Thorn stopped for a day in the deep woods, and practised a new mantle – a body into which he put much skill, making it a form he could wear with ease. It was that of an old, sage Outwaller – one with clear, honest eyes and old scars. An old man with wisdom writ hard on his lined face and chose the name Speaker of Tongues, an old shaman. In that form he visited the smaller towns. He sat at the fires and listened to the matrons, healed children, made medicine. Many benefited from his powers. Word of him spread like wildfire among the Kree and the Northern Huran.

In each village he whispered a few thoughts, and pinned them to the minds of the men and women who were the deepest in greed.
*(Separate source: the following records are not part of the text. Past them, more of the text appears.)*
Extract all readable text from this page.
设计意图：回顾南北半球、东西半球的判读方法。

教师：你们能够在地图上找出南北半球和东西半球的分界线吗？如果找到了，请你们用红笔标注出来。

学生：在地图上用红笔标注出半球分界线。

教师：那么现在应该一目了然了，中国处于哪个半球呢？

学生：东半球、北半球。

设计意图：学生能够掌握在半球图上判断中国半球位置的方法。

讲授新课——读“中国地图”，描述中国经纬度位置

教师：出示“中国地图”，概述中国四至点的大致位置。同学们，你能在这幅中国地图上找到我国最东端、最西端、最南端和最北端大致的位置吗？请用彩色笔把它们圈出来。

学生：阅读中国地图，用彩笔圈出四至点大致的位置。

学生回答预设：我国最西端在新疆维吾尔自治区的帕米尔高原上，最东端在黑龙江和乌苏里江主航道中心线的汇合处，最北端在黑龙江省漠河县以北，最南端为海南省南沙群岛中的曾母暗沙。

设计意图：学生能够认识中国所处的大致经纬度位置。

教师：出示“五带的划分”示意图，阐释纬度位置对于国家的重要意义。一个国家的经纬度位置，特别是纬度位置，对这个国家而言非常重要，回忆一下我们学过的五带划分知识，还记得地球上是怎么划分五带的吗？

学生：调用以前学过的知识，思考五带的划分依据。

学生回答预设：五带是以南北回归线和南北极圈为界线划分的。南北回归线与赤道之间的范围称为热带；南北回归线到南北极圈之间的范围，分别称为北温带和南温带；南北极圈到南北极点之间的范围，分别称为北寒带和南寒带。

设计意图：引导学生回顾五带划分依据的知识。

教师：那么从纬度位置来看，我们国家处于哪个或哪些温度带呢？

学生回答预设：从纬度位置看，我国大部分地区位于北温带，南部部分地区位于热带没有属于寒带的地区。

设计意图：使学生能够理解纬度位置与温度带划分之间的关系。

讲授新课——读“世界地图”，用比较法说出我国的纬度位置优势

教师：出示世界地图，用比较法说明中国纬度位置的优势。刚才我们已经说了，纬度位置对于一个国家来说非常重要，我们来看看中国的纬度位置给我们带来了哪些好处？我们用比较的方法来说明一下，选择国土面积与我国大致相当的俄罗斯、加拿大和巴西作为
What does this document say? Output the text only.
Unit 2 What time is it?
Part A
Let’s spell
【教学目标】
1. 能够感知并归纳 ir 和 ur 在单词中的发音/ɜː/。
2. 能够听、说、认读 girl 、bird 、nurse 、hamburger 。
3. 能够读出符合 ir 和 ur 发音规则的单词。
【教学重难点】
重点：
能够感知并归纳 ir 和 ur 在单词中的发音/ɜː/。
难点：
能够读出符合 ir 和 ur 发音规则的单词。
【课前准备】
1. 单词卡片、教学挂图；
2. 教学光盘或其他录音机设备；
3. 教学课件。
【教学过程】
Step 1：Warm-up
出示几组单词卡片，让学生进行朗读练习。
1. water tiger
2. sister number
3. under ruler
He left them like seeds, to grow with time.

Then he shed the semblance of Speaker of Tongues like an old snake shedding a skin, and he moved in great strides, passing through the endless forest like a light wind. He used his new powers sparingly – to contact a man in Lorica, a woman in Harndon, and a man deep in the Wild to the south. For them, he wore no semblance. He was a voice in the ear, and a thought, briefly tasted. It was exhausting, and he spent whole days in rest, standing exposed to the elements, before he would walk on. He had new powers to explore, new venues to work, and this ability to manipulate his shape so easily was disturbing.

He couldn’t remember how he’d achieved it. Nor was he quite sure who he was.

Almost seventy days had passed since he had faced the Dark Sun.

He knew that, for his next move, he needed a secure retreat and a place of power. That without such a place there was no point to his making any further plans whatsoever. The death of the great tree in the Adnacrags had changed him, he now suspected – and the advent of the great power who had left him the armoured egg was enough to prompt him to action. Or that was how he now saw his metamorphosis.

He walked along the northern shore of the Inner Sea in his own guise, and pondered war.

Ticondaga Castle – The Earl of the Westwall

Ghause was not a woman to hesitate. But the ramifications of the Queen’s pregnancy were great enough to give her pause, and she chewed on her spells for long weeks before she knew how she meant to act.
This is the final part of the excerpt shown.